Whatever happened behind the scenes between 2014 and now, architectural renderings played a role in the sense of dashed expectations. Renderings are now so advanced that they can combine a photographic level of verisimilitude with Hollywood CGI. The buildings in renderings are like real buildings, only better (they glow!). 

Renderings are used more and more as a selling tool, and they’re shared with the public earlier and earlier in the design process. This is especially true of sports facilities, since team owners need to woo officials for support and, often, funding. The sexier the concept they present, the better their chances of getting a deal. 

Early-concept renderings seem particularly badly suited to urban infill development, where projects are more likely to run up against constraints that will shift the final design. That’s what happened at Buzzard Point: The designers had to cram the stadium bowl into a narrow site and grappled with a Pepco easement on one side, as well as accommodating a mid-course request to keep First Street SW open. 

Ideally, renderings would be used judiciously on urban infill projects that are seeking public funding or incentives. Why couldn’t designers and developers stick to less detailed images at the early stages, so as not to put the cart before the horse? (Oddly, on this project, the early renderings were more detailed than the later ones.) This might also help officials judge an architecture firm on its ideas and track record, rather than the wizardry of its rendering shop. 

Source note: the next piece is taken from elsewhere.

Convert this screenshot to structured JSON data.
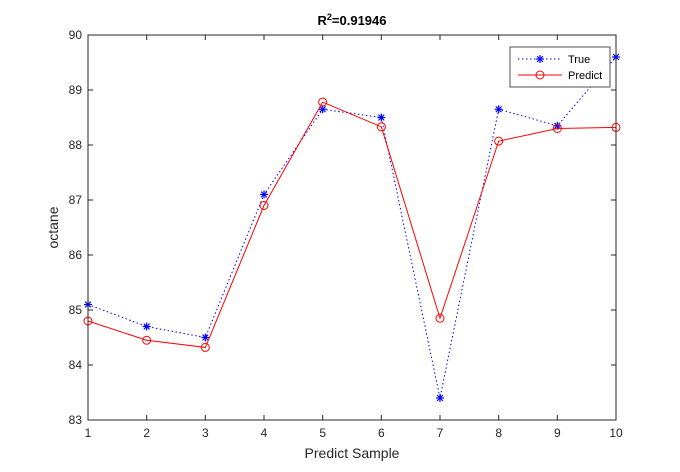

Of course, that’s never going to happen. So when we see the first renderings of a sports facility, we should take them with a heap of salt. Earlier this year, splashy renderings of the future Washington football stadium were released not only before design of that stadium had properly begun, but before a site—a state, even—had been chosen for it. Wherever it ends up being built, I wouldn’t get too excited about rappelling down the outside or surfing in the moatlike the people in the renderings do.